Abstract
Purpose. The purpose of this study was to design sustained release system which provides basal insulin release over a week by one injection in diabetic animals. For an effective injectable formulation and controlled release of insulin, a water soluble biodegradable triblock copolymer of PLGA-PEG-PLGA was used.
Methods. For in vitro release, samples were analyzed by reversed-phase high performance liquid chromatography. Animal studies using ZDF rats have been conducted to demonstrate the bioactivity of the released insulin. Insulin formulation was injected subcutaneously. At designated times, the blood glucose levels and insulin levels of the ZDF rats were measured.

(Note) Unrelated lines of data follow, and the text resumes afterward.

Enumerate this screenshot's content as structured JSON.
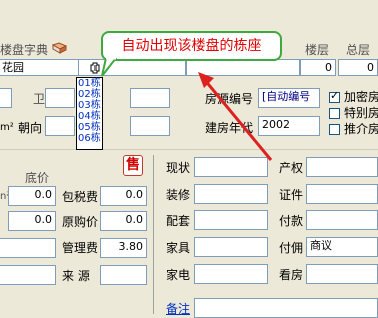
{
  "colors": {
    "callout_text": "#e00000",
    "callout_border": "#3fa83f",
    "arrow": "#dd2020",
    "sell": "#d10000",
    "dropdown_text": "#0030c0"
  },
  "header": {
    "dictionary_label": "楼盘字典",
    "floor_label": "楼层",
    "total_floors_label": "总层",
    "estate_value": "花园",
    "floor_value": "0",
    "total_floors_value": "0"
  },
  "callout": {
    "text": "自动出现该楼盘的栋座"
  },
  "dropdown": {
    "items": [
      "01栋",
      "02栋",
      "03栋",
      "04栋",
      "05栋",
      "06栋"
    ]
  },
  "row1": {
    "wei_label": "卫",
    "house_no_label": "房源编号",
    "house_no_value": "[自动编号",
    "encrypt_label": "加密房"
  },
  "row2": {
    "orientation_label": "朝向",
    "build_year_label": "建房年代",
    "build_year_value": "2002",
    "special_label": "特别房",
    "recommend_label": "推介房"
  },
  "mid": {
    "sell_icon": "售",
    "base_price_label": "底价"
  },
  "form_left": {
    "tax_label": "包税费",
    "tax_value": "0.0",
    "orig_price_label": "原购价",
    "orig_price_value": "0.0",
    "mgmt_fee_label": "管理费",
    "mgmt_fee_value": "3.80",
    "source_label": "来  源",
    "left_value1": "0.0",
    "left_value2": "0.0"
  },
  "form_mid": {
    "status_label": "现状",
    "decor_label": "装修",
    "facility_label": "配套",
    "furniture_label": "家具",
    "appliance_label": "家电",
    "remark_label": "备注"
  },
  "form_right": {
    "property_label": "产权",
    "cert_label": "证件",
    "pay_label": "付款",
    "commission_label": "付佣",
    "commission_value": "商议",
    "viewing_label": "看房"
  },
  "left_edge": {
    "sq1": "m²",
    "sq2": "n²"
  }
}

Results. The in vitro release of zinc-complexed insulin showed no initial burst and demonstrated constant release rate with the duration of 14 days. Constant steady state plasma levels of exogenous insulin were detected for nearly two weeks indicating constant rate of insulin release in vivo upon single subcutaneous injection.
Conclusions. We conclude that it is feasible to achieve basal insulin levels over a week by a single injection of ReGelTM formulation. This will provide various advantages, including depot formation without surgery, easy sterilization, straightforward drug loading, simple dose adjustment, system biocompatibility with no inflammatory reaction, and no requirement of using organic solvents.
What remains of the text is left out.